Straight from a University of Toronto's Women's Studies' text book, the paper goes on to describe that masculinity and gender norms, together with sexual abuse, explains why men are such evil violent bastards :
Faced with such an intense conflict between the emotional legacy of abuse and the emotionally constricting dictates of their gender socialization, male victims must find some pathway to resolution. One pathway entails the rigid adherence to masculine gender norms, a resolution which requires the forceful suppression and repression of abuse-related emotions (Lisak, 1995). Such a rigid conformity to gender norms may result in an accentuated constriction of emotional experience that is particularly focused on "vulnerable" emotions -- the helplessness, shame and powerlessness associated with the abuse experience (Bolton, Morris, & MacEachern, 1989; Lisak, 1994a, 1995). Thus, the male abuse victim who adopts this resolution to the conflict would manifest an intolerance of his own distressful emotions.

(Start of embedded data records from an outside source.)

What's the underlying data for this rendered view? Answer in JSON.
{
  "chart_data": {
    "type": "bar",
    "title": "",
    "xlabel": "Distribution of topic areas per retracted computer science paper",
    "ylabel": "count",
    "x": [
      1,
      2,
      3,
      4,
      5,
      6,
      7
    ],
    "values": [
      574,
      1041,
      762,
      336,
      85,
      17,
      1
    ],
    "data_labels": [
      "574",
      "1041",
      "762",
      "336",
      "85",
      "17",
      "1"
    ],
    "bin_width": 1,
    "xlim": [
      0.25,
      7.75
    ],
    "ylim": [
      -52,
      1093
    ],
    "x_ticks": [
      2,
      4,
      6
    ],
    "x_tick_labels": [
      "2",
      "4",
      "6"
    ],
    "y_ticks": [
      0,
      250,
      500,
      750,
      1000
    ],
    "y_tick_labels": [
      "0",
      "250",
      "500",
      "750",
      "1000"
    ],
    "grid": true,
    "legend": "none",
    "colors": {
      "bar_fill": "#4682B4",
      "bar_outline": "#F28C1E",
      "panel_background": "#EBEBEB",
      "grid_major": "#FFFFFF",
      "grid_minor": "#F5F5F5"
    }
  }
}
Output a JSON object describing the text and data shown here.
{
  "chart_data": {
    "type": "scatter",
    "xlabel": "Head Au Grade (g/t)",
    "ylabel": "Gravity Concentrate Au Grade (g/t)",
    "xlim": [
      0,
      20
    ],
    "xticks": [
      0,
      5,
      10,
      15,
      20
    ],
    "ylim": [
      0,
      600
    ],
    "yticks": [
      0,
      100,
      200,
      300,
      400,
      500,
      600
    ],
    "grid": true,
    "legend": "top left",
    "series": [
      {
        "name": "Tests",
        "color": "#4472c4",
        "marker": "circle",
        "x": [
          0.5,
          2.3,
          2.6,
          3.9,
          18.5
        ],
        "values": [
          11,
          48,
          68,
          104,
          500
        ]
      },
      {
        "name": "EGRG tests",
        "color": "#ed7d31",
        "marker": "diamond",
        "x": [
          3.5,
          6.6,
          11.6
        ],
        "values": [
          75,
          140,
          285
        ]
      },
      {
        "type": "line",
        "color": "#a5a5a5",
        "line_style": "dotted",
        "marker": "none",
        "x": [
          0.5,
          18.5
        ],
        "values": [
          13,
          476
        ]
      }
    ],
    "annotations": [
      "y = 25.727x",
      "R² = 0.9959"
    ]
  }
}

Simultaneously, such a rigid gender adaptation would likely lead to an accentuated reliance on anger, the emotion which is most sanctioned by male gender norms (Mosher & Tompkins, 1988). Indeed, these authors, among others, have argued that men who rigidly adhere to gender norms for emotional expression are likely to convert a variety of emotional states, such as fear and helplessness, into anger. Thus, gender rigidity increases the likelihood that abuse-generated emotions will be suppressed and converted into anger, a dynamic that is likely to increase the propensity for aggressive action.
Such gender rigidity, with its resultant constriction in emotional experience, is also likely to interfere with the individual's capacity to constructively integrate his traumatic experiences. As described by Horowitz (1986) and Roth and Cohen (1986), such an integration typically requires periods of avoidance of traumatic information and affect, as well as periods of approach. The gender-rigid, emotionally constricted individual is less likely to be able to tolerate approaching the negative emotional states evoked by trauma, and more likely to avoid them, either by using psychological defenses, or by converting them to aggressive action.

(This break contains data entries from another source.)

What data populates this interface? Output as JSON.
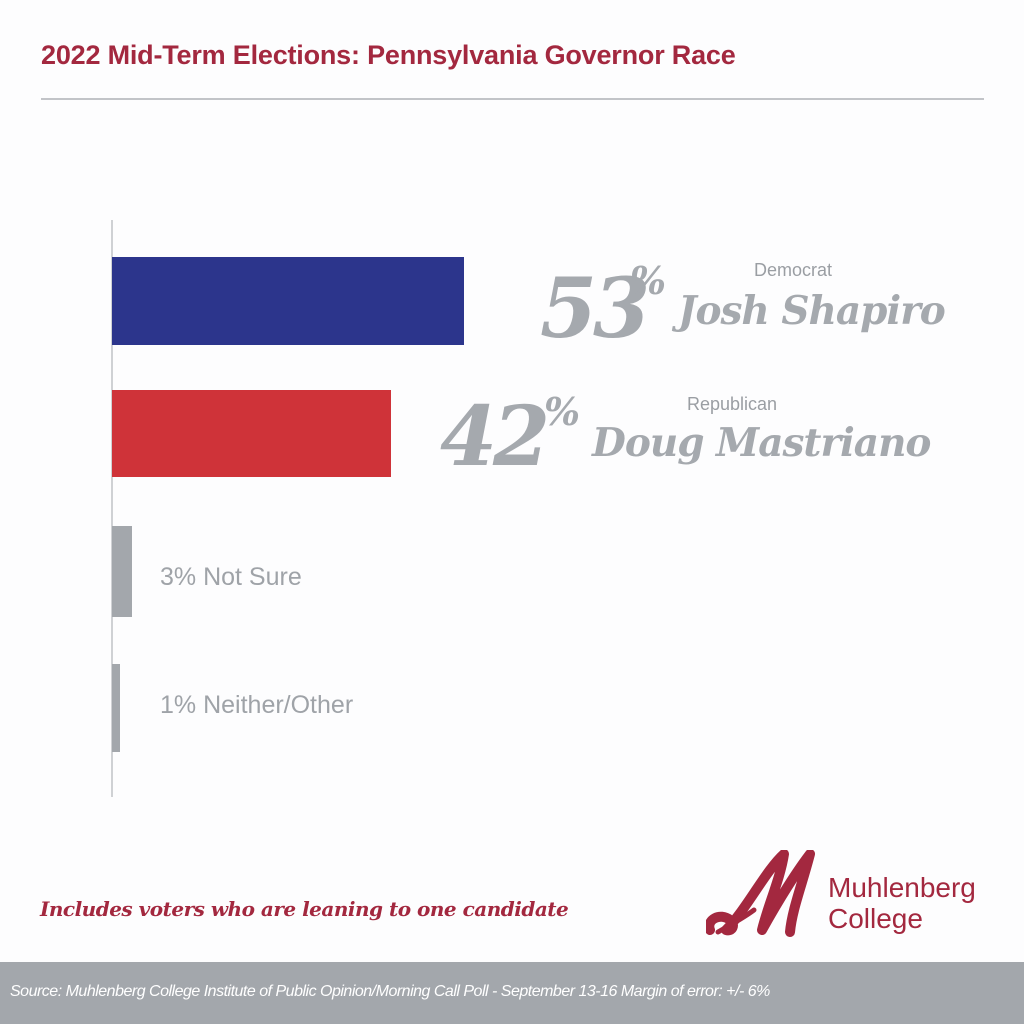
{
  "header": {
    "title": "2022 Mid-Term Elections: Pennsylvania Governor Race"
  },
  "candidates": [
    {
      "percent": "53",
      "pct_sign": "%",
      "party": "Democrat",
      "name": "Josh Shapiro",
      "color": "#2c358c"
    },
    {
      "percent": "42",
      "pct_sign": "%",
      "party": "Republican",
      "name": "Doug Mastriano",
      "color": "#cf3339"
    }
  ],
  "others": [
    {
      "label": "3% Not Sure",
      "color": "#a3a7ac"
    },
    {
      "label": "1% Neither/Other",
      "color": "#a3a7ac"
    }
  ],
  "note": "Includes voters who are leaning to one candidate",
  "logo": {
    "line1": "Muhlenberg",
    "line2": "College",
    "color": "#a3283f"
  },
  "footer": {
    "source": "Source: Muhlenberg College Institute of Public Opinion/Morning Call Poll - September 13-16  Margin of error: +/- 6%"
  },
  "chart_data": {
    "type": "bar",
    "orientation": "horizontal",
    "title": "2022 Mid-Term Elections: Pennsylvania Governor Race",
    "categories": [
      "Josh Shapiro (Democrat)",
      "Doug Mastriano (Republican)",
      "Not Sure",
      "Neither/Other"
    ],
    "values": [
      53,
      42,
      3,
      1
    ],
    "unit": "%",
    "colors": [
      "#2c358c",
      "#cf3339",
      "#a3a7ac",
      "#a3a7ac"
    ],
    "xlabel": "",
    "ylabel": "",
    "xlim": [
      0,
      100
    ],
    "grid": false,
    "legend": "none",
    "annotations": [
      "Includes voters who are leaning to one candidate"
    ],
    "source": "Source: Muhlenberg College Institute of Public Opinion/Morning Call Poll - September 13-16  Margin of error: +/- 6%"
  }
}
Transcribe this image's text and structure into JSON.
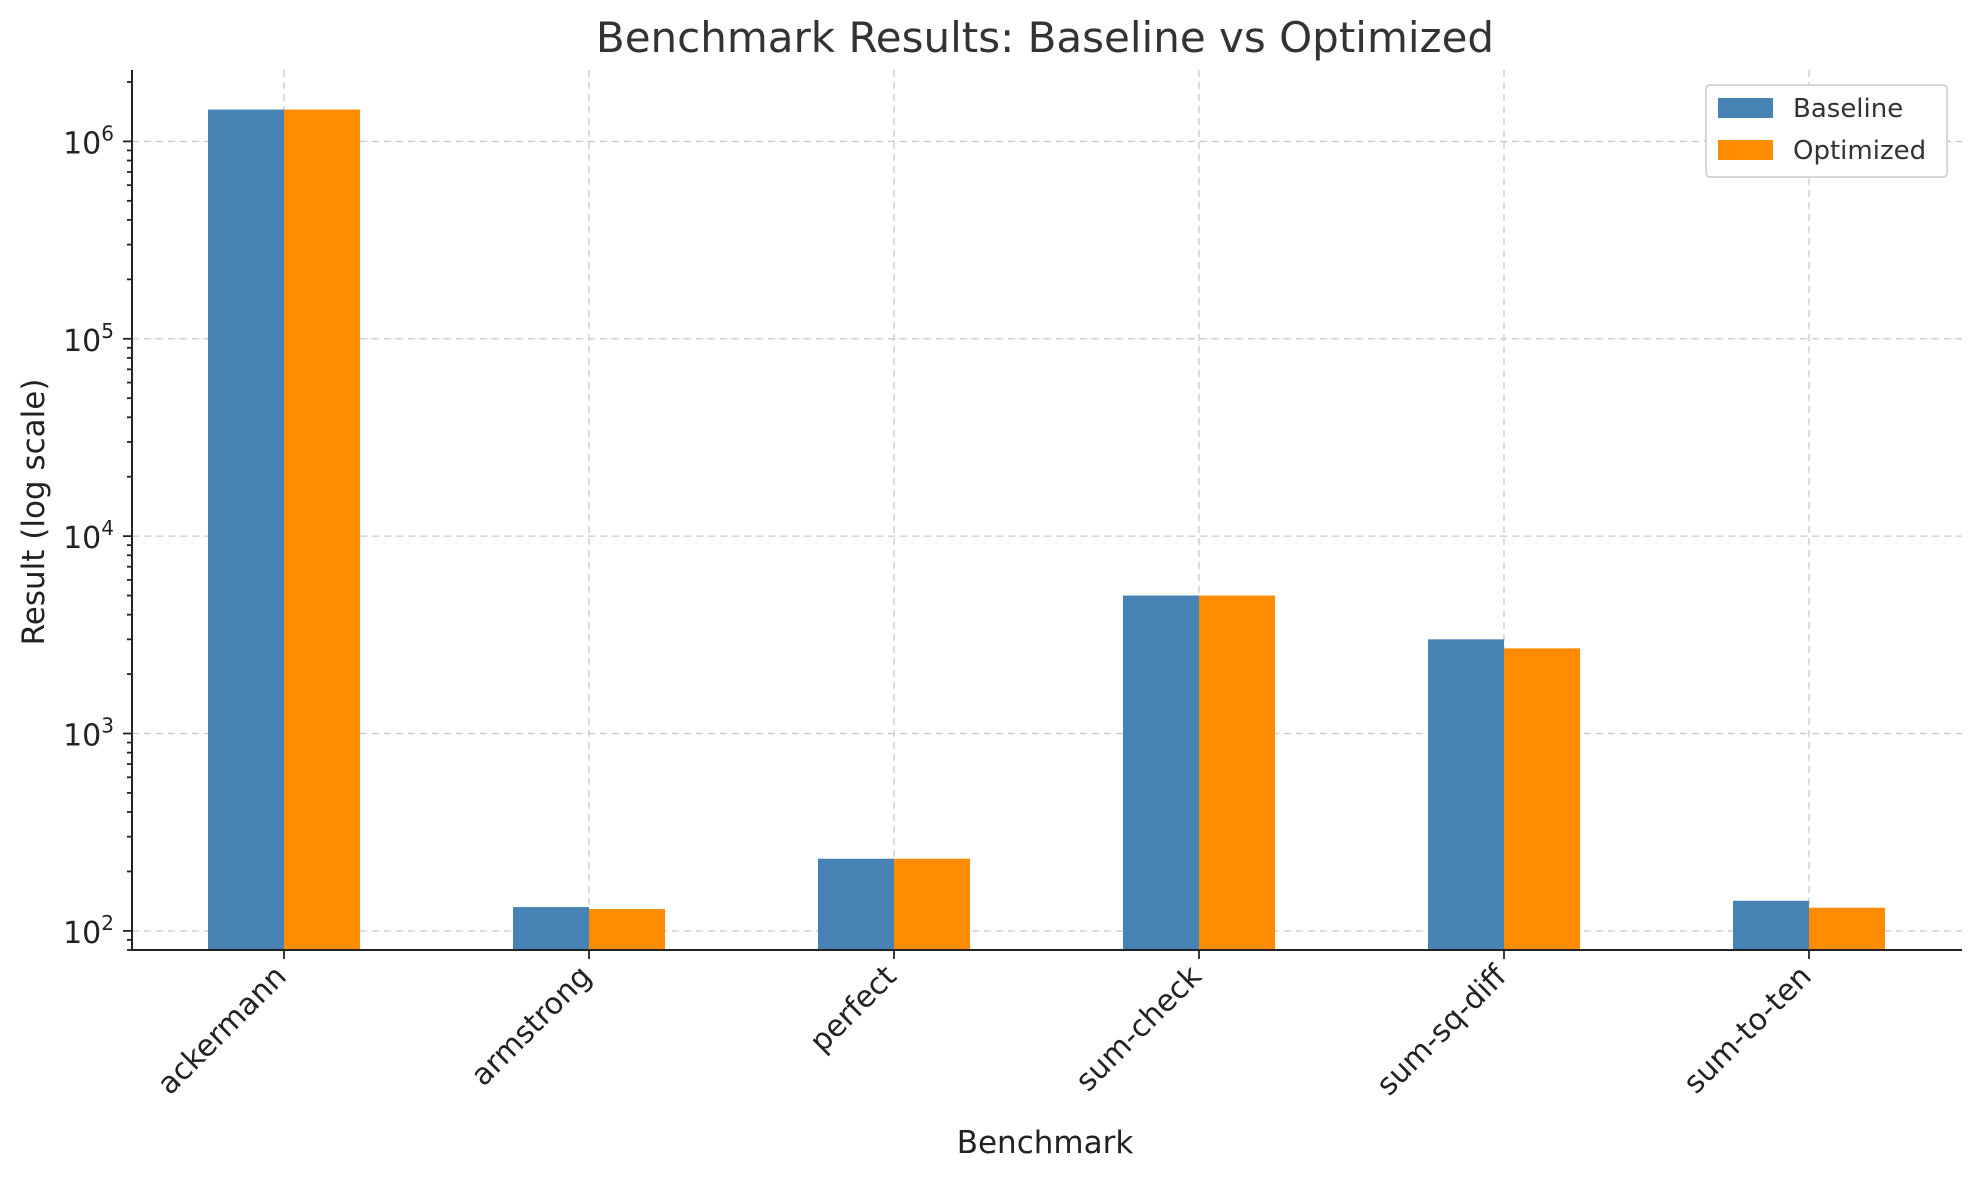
{
  "chart_data": {
    "type": "bar",
    "title": "Benchmark Results: Baseline vs Optimized",
    "xlabel": "Benchmark",
    "ylabel": "Result (log scale)",
    "yscale": "log",
    "ylim": [
      80,
      2300000
    ],
    "yticks": [
      {
        "value": 100,
        "base": "10",
        "exp": "2"
      },
      {
        "value": 1000,
        "base": "10",
        "exp": "3"
      },
      {
        "value": 10000,
        "base": "10",
        "exp": "4"
      },
      {
        "value": 100000,
        "base": "10",
        "exp": "5"
      },
      {
        "value": 1000000,
        "base": "10",
        "exp": "6"
      }
    ],
    "grid": true,
    "legend_position": "top-right",
    "categories": [
      "ackermann",
      "armstrong",
      "perfect",
      "sum-check",
      "sum-sq-diff",
      "sum-to-ten"
    ],
    "series": [
      {
        "name": "Baseline",
        "color": "#4682b4",
        "values": [
          1450000,
          132,
          232,
          5000,
          3000,
          142
        ]
      },
      {
        "name": "Optimized",
        "color": "#ff8c00",
        "values": [
          1450000,
          129,
          232,
          5000,
          2700,
          131
        ]
      }
    ]
  }
}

A step in the right direction?
*Note that I do not mean to denigrate the real victims of child sexual abuse, and the gender of the abuse victim should rightly be seen as irrelevant (except for the fact that boys mature later than girls, so any 'sex abuse' one would think would be more severe for boys than girls).

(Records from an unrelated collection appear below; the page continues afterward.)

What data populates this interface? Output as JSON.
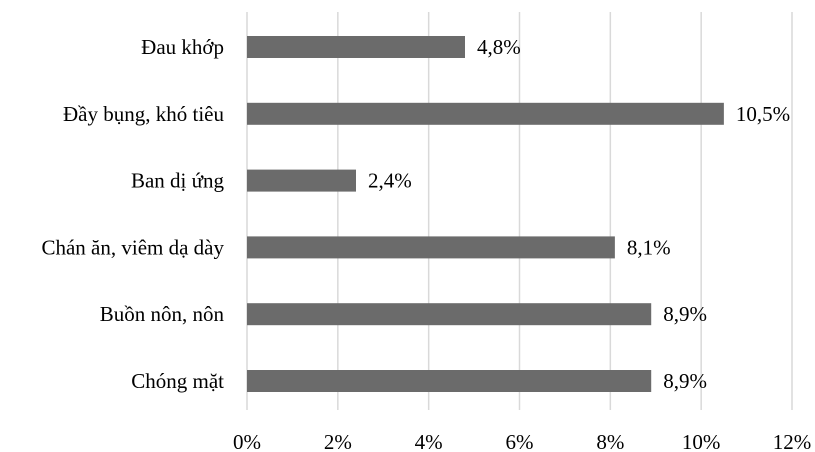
{
  "chart_data": {
    "type": "bar",
    "orientation": "horizontal",
    "categories": [
      "Đau khớp",
      "Đầy bụng, khó tiêu",
      "Ban dị ứng",
      "Chán ăn, viêm dạ dày",
      "Buồn nôn, nôn",
      "Chóng mặt"
    ],
    "values": [
      4.8,
      10.5,
      2.4,
      8.1,
      8.9,
      8.9
    ],
    "data_labels": [
      "4,8%",
      "10,5%",
      "2,4%",
      "8,1%",
      "8,9%",
      "8,9%"
    ],
    "x_ticks": [
      0,
      2,
      4,
      6,
      8,
      10,
      12
    ],
    "x_tick_labels": [
      "0%",
      "2%",
      "4%",
      "6%",
      "8%",
      "10%",
      "12%"
    ],
    "xlim": [
      0,
      12
    ],
    "grid": true,
    "bar_color": "#6b6b6b",
    "grid_color": "#d9d9d9"
  }
}
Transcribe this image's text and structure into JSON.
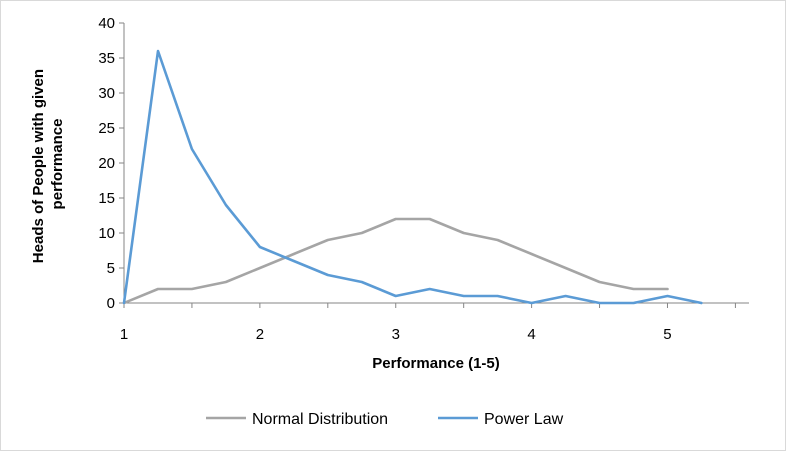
{
  "chart_data": {
    "type": "line",
    "title": "",
    "xlabel": "Performance (1-5)",
    "ylabel_lines": [
      "Heads of People with given",
      "performance"
    ],
    "xlim": [
      1,
      5.6
    ],
    "ylim": [
      0,
      40
    ],
    "xticks": [
      "1",
      "2",
      "3",
      "4",
      "5"
    ],
    "yticks": [
      "0",
      "5",
      "10",
      "15",
      "20",
      "25",
      "30",
      "35",
      "40"
    ],
    "grid": false,
    "legend": "bottom",
    "series": [
      {
        "name": "Normal Distribution",
        "color": "#a5a5a5",
        "points": [
          [
            1,
            0
          ],
          [
            1.25,
            2
          ],
          [
            1.5,
            2
          ],
          [
            1.75,
            3
          ],
          [
            2,
            5
          ],
          [
            2.25,
            7
          ],
          [
            2.5,
            9
          ],
          [
            2.75,
            10
          ],
          [
            3,
            12
          ],
          [
            3.25,
            12
          ],
          [
            3.5,
            10
          ],
          [
            3.75,
            9
          ],
          [
            4,
            7
          ],
          [
            4.25,
            5
          ],
          [
            4.5,
            3
          ],
          [
            4.75,
            2
          ],
          [
            5,
            2
          ]
        ]
      },
      {
        "name": "Power Law",
        "color": "#5b9bd5",
        "points": [
          [
            1,
            0
          ],
          [
            1.25,
            36
          ],
          [
            1.5,
            22
          ],
          [
            1.75,
            14
          ],
          [
            2,
            8
          ],
          [
            2.25,
            6
          ],
          [
            2.5,
            4
          ],
          [
            2.75,
            3
          ],
          [
            3,
            1
          ],
          [
            3.25,
            2
          ],
          [
            3.5,
            1
          ],
          [
            3.75,
            1
          ],
          [
            4,
            0
          ],
          [
            4.25,
            1
          ],
          [
            4.5,
            0
          ],
          [
            4.75,
            0
          ],
          [
            5,
            1
          ],
          [
            5.25,
            0
          ]
        ]
      }
    ]
  }
}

The fact is, the clumsy wholesale appropriation of the feminist child abuse industry by mRAs will help neither men nor boys. It is a falsehood to suggest that the 'abuse' of boys is treated less seriously than the abuse of girls - otherwise the 2000 year institution of the Catholic church would not have effectively been brought down by the public's obsession with the abuse of boys by priests. What is the case is that female 'abusers' are treated less seriously than male 'abusers'. And the answer for this is not to be found in creating our own version of the feminist child abuse industry and furthering paedohysteria that damages primarily men, boys, and society in general. And when this appropriation of the feminist child abuse industry is undertaken by female 'mras' then it is truly disturbing.